Either:  4 oz of butter, sugar, and self raising flour plus 2 eggs for 12 buns or 6 oz of everything and 3 eggs for 18 plus.  This is also the standard cake mixture for a sandwich cake. For a classic Victoria, you weigh the eggs and then match the other ingredients to that - not that I have ever done this(to my shame) If you make 2 layers, with 4 or 6 oz, and then sandwich them with jam and perhaps some cream, bingo, you can call it a Victoria Sponge.

NB Butter does mean block butter, not margarine or any soft versions. I did use the soft baking margarine for years when I was hard up and they were anyway the latest thing as an ingredient to make mixing a cake easier. But I no longer think it is worth eating chemically altered fat when the real thing is a natural product and is easy to mix if you let it soften slightly out of the fridge. Butter is not cheap, though there is always one cheap brand which I look for, but cakes are a treat and need the best of everything. 

So - Take the butter out of the fridge to soften enough to make the mixing easy; add everything in together and add 1/2 tsp baking powder for 4 oz and a 1 tsp baking powder for a 6 oz mixture. A processor or a hand held beater will make the job even quicker and easier. 

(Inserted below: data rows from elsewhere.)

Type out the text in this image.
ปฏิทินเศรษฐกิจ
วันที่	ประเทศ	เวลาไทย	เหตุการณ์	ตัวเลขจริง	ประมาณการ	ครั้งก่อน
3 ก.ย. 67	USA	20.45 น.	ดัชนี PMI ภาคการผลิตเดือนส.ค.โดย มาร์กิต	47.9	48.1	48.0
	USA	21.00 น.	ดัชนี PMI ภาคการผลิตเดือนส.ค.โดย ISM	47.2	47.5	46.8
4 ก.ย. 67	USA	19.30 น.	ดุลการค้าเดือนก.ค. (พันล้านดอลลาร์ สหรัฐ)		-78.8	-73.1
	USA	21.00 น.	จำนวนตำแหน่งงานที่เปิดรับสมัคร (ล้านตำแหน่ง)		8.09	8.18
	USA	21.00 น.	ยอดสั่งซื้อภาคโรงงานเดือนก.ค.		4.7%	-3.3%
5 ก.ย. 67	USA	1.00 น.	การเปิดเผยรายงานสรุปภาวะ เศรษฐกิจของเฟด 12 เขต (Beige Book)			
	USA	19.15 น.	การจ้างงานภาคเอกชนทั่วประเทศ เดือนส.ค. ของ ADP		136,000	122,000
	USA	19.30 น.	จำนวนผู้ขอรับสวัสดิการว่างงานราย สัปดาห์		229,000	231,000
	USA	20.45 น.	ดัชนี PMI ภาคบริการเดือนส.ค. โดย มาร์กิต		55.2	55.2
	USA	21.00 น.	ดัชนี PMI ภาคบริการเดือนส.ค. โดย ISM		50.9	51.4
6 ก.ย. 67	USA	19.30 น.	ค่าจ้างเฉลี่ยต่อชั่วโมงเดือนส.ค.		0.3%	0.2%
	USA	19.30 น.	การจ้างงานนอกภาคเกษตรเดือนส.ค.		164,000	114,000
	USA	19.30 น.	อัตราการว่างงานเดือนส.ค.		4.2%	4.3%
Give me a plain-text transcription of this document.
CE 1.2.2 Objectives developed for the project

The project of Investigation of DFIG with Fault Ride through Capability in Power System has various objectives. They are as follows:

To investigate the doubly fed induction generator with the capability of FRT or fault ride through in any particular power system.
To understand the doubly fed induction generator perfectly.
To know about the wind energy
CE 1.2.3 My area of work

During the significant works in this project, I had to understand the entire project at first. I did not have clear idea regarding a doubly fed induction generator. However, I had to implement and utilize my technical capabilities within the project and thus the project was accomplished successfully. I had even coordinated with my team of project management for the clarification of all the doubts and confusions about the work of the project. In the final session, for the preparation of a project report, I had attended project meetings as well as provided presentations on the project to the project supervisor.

If you use a wooden spoon to mix them in the traditional way,(which is not hard and is very satisfying) cream the butter and sugar first, beat in the eggs gradually and then fold in the flour with a metal spoon.In theory at least you don't need baking powder added if you use this method, but if you are nervous you can use it.

Whichever method use, the quick all in or the traditional in stages,you need to end with a light fluffy mixture that drops off your spoon. If it seems heavy or stiff, add a few drops of hot water from the kettle.


These choco coffee ones are a sophisticated take on a chocolate version and could be even served for a pudding, as K does her coffee ones. They don't need baking powder unless you really skimp on the mixing.


Chocolate Expresso Buns (cupcakes)

6 oz butter
6oz soft brown sugar - dark or light
3 eggs
6 oz SR flour plus 1 tsp baking powder
1oz cocoa powder
3 tablespoons instant expresso coffee powder mixed with
1tbs hot water


1) Beat the cake ingredients together in a mixer or by hand, adding the dissolved coffee at the end. If the mixture is not dropping off the spoon, add 1 tbs milk.
2) Put dessertspoonfuls into bun cases in a tin - you will have at least 12 but if you put less in each it easily makes 18.You may need to do them in 2 batches if you haven't got 2 tins.
3) Bake at No 5 for 15/20 mins till firm and risen.
4) When cool ice with:

4 oz butter
2oz plain choc melted
8 oz icing sugar
1 level tbs instant expresso coffee powder
1 level tbs cocoa
2 tbs boiling water

Beat the dissolved cocoa and coffee into the butter, then beat in the chocolate and then the icing sugar.

You could put the mixture into a shallow tin,11' by 7' and cut it into pieces after icing. But then it is that old fashioned 70s event, a 'tray bake'.


If you want to enjoy these but there are too many of them for health, the waist line etc, freeze some of them un-iced and some icing separately and then get them out later on.